Woher nehmen die Grünen plötzlich ihr großes Selbstbewusstsein, was haben die Grünen von heute, was sie bei den letzten Kommunalwahlen noch nicht hatten? „Optimismus“, sagt Sigi Hagl, die bis letzten Herbst sechs Jahre auch Landesvorsitzende ihrer Partei war. „Wir kommunizieren heute anders als vor sechs Jahren.“ Früher habe man in Bayern knallharte Oppositionspolitik gemacht, sich an der CSU abgearbeitet. „Heute stellen wir nach vorne, was wir anders machen wollen.“

Habenschaden und Hagl: keine Klischeegrünen

Dem stimmt auch Ursula Münch zu, Leiterin der Akademie für Politische Bildung in Tutzing. Außerdem hätten die Grünen heute ein Führungspersonal, das breitere Teile der Öffentlichkeit anspricht, und legten den Fokus nicht mehr nur auf spezifisch grüne Themen. Bestes Beispiel dafür sei Katharina Schulze, Fraktionschefin der Grünen im Landtag. In der Tat steht gerade Schulze für zwei Dinge, die die Grünen von 2020 ausmachen: eine neue Fröhlichkeit und eine Öffnung zu Themen, die man früher weniger mit der Partei verbunden hatte. Schulze organisiert grüne Polizeikongresse, fährt Streife mit, sitzt im Innenausschuss. Sie lacht viel und herzlich. Wie auch Habenschaden. Und Hagl.
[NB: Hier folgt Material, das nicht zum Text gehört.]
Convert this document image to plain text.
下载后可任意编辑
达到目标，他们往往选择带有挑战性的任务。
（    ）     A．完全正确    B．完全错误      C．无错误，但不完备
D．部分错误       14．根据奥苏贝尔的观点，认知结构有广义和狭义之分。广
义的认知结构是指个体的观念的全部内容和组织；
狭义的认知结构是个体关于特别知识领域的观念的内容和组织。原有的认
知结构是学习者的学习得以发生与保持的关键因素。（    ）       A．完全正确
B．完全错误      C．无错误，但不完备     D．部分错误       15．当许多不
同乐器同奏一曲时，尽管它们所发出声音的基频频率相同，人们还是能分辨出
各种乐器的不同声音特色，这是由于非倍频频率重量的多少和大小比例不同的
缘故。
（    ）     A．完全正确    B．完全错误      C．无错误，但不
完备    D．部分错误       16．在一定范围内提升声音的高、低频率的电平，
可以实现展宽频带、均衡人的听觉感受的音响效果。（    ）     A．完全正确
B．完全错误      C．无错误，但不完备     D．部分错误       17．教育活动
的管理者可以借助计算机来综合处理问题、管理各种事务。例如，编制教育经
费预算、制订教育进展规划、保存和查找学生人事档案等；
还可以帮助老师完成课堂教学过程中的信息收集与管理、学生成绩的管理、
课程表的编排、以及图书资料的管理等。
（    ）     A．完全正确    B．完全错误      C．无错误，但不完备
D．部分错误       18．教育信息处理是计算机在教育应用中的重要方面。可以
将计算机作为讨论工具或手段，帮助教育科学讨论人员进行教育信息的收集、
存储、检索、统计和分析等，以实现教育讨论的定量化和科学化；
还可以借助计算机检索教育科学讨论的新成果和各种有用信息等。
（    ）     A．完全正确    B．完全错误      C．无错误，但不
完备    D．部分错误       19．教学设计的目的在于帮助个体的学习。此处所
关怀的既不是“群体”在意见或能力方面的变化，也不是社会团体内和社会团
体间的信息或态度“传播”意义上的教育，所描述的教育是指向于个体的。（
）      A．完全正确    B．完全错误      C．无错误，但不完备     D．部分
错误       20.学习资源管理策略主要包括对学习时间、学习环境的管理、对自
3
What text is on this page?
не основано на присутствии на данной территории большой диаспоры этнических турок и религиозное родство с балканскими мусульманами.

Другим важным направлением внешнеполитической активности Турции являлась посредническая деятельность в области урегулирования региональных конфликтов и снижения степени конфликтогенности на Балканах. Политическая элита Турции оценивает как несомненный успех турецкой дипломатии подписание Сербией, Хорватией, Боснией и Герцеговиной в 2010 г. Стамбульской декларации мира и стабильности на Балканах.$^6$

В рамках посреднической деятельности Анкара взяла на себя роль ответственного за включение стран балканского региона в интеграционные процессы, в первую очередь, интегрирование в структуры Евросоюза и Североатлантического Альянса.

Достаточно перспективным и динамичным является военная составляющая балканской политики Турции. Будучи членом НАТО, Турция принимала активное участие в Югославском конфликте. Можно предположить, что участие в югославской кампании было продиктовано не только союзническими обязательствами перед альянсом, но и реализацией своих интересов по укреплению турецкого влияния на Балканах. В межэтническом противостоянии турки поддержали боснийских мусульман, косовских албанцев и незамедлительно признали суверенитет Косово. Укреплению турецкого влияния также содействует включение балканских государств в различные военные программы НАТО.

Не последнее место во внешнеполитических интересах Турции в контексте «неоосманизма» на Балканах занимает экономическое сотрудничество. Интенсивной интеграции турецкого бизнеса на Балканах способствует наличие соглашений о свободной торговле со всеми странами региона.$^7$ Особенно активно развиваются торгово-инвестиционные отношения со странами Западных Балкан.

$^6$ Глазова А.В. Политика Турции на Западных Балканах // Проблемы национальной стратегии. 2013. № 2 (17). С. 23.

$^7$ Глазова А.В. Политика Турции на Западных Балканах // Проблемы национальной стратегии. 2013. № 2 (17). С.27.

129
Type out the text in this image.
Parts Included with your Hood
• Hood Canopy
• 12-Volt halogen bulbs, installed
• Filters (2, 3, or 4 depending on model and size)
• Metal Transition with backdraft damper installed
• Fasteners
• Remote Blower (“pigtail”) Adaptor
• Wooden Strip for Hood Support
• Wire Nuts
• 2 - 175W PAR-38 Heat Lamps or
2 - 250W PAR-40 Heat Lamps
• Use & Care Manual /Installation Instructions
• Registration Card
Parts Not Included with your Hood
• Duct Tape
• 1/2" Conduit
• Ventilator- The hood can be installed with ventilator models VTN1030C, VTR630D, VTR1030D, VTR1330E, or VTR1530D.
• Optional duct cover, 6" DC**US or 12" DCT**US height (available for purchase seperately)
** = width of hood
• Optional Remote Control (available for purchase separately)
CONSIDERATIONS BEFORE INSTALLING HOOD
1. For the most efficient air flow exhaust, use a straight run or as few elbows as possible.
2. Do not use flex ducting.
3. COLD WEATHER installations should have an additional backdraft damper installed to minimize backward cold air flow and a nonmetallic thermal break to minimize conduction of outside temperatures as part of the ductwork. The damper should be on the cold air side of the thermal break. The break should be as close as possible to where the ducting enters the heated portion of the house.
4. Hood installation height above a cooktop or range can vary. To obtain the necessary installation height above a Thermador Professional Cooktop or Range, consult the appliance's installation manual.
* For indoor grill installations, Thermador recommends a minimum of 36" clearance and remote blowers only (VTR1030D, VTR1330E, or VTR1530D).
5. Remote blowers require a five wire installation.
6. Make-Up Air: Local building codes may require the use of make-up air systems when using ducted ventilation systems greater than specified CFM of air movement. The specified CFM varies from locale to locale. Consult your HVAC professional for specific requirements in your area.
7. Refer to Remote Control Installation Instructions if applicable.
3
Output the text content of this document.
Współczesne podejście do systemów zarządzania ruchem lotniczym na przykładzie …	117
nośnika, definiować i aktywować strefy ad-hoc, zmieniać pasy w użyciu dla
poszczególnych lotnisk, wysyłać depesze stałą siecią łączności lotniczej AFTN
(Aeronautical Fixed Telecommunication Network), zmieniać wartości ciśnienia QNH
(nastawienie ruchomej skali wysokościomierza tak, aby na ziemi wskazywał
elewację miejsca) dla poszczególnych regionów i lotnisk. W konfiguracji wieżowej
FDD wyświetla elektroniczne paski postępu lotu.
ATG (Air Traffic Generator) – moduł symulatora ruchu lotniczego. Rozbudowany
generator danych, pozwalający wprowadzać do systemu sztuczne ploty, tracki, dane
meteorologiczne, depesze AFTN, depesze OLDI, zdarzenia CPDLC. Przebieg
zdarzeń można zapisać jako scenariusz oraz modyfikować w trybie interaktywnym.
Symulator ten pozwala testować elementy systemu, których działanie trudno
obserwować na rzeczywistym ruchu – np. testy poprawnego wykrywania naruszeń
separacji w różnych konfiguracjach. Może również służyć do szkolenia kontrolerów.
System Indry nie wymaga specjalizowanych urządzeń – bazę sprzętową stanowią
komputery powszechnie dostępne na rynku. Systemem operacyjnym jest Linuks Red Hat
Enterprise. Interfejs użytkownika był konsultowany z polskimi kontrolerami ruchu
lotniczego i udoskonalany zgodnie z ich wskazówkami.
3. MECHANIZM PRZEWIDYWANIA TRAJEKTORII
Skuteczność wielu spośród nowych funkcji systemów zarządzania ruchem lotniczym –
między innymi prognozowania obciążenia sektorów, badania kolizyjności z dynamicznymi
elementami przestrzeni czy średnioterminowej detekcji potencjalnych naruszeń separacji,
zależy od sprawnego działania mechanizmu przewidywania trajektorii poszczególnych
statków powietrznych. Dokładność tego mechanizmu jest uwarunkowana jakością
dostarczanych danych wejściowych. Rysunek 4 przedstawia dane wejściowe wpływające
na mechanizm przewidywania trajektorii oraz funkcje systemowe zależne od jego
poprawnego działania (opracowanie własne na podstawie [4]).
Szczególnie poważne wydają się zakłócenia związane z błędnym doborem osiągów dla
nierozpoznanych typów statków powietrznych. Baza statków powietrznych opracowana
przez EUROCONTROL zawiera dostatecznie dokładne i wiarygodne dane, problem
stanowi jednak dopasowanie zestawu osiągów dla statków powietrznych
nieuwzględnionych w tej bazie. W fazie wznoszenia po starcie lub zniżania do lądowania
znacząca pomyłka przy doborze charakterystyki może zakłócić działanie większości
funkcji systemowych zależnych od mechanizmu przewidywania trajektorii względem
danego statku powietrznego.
Ausgerechnet in München aber haben es die Grünen mit einem leidlich beliebten Amtsinhaber zu tun. Reiter baut vor allem auf seinen Amtsbonus, reduziert den eigenen Wahlkampf auf das Nötigste. Und dennoch liegt Reiter in der letzten Umfrage mit 39 Prozent deutlich vorn. Kristina Frank, die CSU-Kandidatin kommt auf 16 Prozent. Habenschaden auf immerhin auf 23 Prozent.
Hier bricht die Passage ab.